The music video for the song includes Young singing in front of an arcade game.

The music video for "When Can I See You Again?" was released on October 26, 2012, and directed by Matt Stawski. It features "fun video game themes" and clips from Wreck-It Ralph. Young told AOL Music, "The funniest thing has been actually standing in front of the arcade game with controls, putting the quarter in.
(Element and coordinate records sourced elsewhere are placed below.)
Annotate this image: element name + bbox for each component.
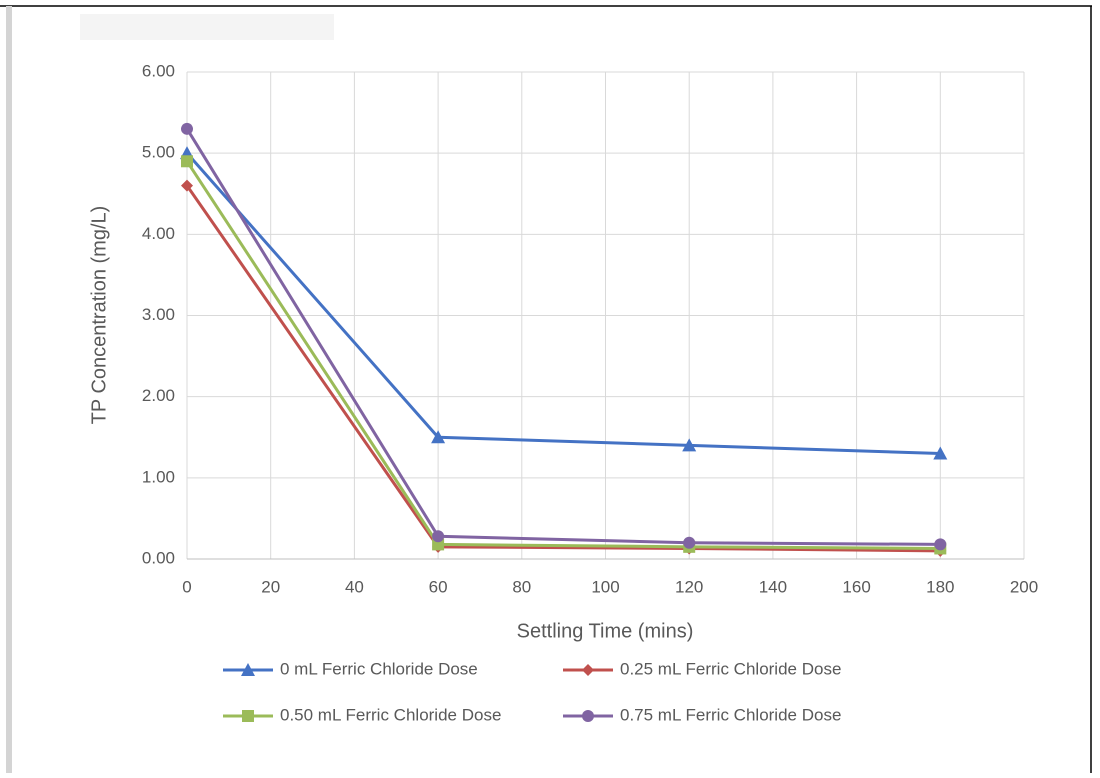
x-tick-label: 60 [429, 577, 448, 596]
data-point [181, 122, 193, 135]
data-point [933, 446, 948, 460]
legend-marker [582, 664, 594, 676]
legend-label: 0.75 mL Ferric Chloride Dose [620, 705, 841, 724]
x-tick-label: 180 [926, 577, 954, 596]
y-tick-label: 4.00 [142, 224, 175, 243]
data-point [432, 530, 445, 543]
x-tick-label: 160 [842, 577, 870, 596]
header-box [80, 14, 334, 40]
series-line [185, 160, 941, 550]
y-tick-label: 0.00 [142, 548, 175, 567]
x-tick-label: 20 [261, 577, 280, 596]
series-line [185, 128, 941, 546]
y-tick-label: 6.00 [142, 61, 175, 80]
x-tick-label: 80 [512, 577, 531, 596]
y-tick-label: 1.00 [142, 467, 175, 486]
x-tick-label: 0 [182, 577, 191, 596]
legend-label: 0.25 mL Ferric Chloride Dose [620, 659, 841, 678]
x-tick-label: 40 [345, 577, 364, 596]
y-axis-title: TP Concentration (mg/L) [88, 206, 110, 425]
data-point [181, 155, 193, 168]
data-point [683, 536, 696, 549]
series-line [185, 184, 941, 553]
legend-label: 0 mL Ferric Chloride Dose [280, 659, 478, 678]
data-point [934, 538, 947, 551]
y-tick-label: 3.00 [142, 305, 175, 324]
legend-marker [241, 663, 255, 676]
legend-label: 0.50 mL Ferric Chloride Dose [280, 705, 501, 724]
data-point [431, 430, 446, 444]
x-tick-label: 100 [591, 577, 619, 596]
legend-marker [242, 710, 254, 722]
data-point [682, 438, 697, 452]
x-tick-label: 200 [1010, 577, 1038, 596]
x-axis-title: Settling Time (mins) [517, 620, 694, 642]
frame-left [6, 6, 12, 773]
series-line [185, 152, 941, 455]
y-tick-label: 5.00 [142, 143, 175, 162]
y-tick-label: 2.00 [142, 386, 175, 405]
x-tick-label: 120 [675, 577, 703, 596]
x-tick-label: 140 [759, 577, 787, 596]
data-point [181, 179, 193, 192]
legend-marker [582, 710, 594, 722]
It's great to be back and feel like I'm 12 years old again in the arcade."

==Awards and nominations==

Awards and nominations for "When Can I See You Again?"
| Year | Organization | Award | Result | Ref(s) |
|---|---|---|---|---|
| 2012 | Phoenix Film Critics Society Awards | Best Original Song | Nominated |  |

==Charts==

===Weekly charts===

Weekly chart performance for "When Can I See You Again?"
| Chart (2012–13) | Peak position |
|---|---|
| Canada (Canadian Hot 100) | 78 |
| Japan (Japan Hot 100) | 100 |
| US Bubbling Under Hot 100 Singles (Billboard) | 11 |
| US Digital Songs (Billboard) | 60 |
| US Kid Digital Song Sales (Billboard) | 1 |

===Year-end charts===

Year-end chart performance for "When Can I See You Again?"
| Chart (2013) | Position |
|---|---|
| US Kid Digital Song Sales (Billboard) | 1 |
| Chart (2014) | Position |
| US Kid Digital Song Sales (Billboard) | 5 |
| Chart (2015) | Position |
| US Kid Digital Song Sales (Billboard) | 16 |

==Certifications==

Certifications for "When Can I See You Again?"
| Region | Certification | Certified units/sales |
| New Zealand (RMNZ) | Gold | 15,000^{‡} |
| United Kingdom (BPI) | Silver | 200,000^{‡} |
| United States (RIAA) | Platinum | 1,000,000^{‡} |
^{‡} Sales+streaming figures based on certification alone.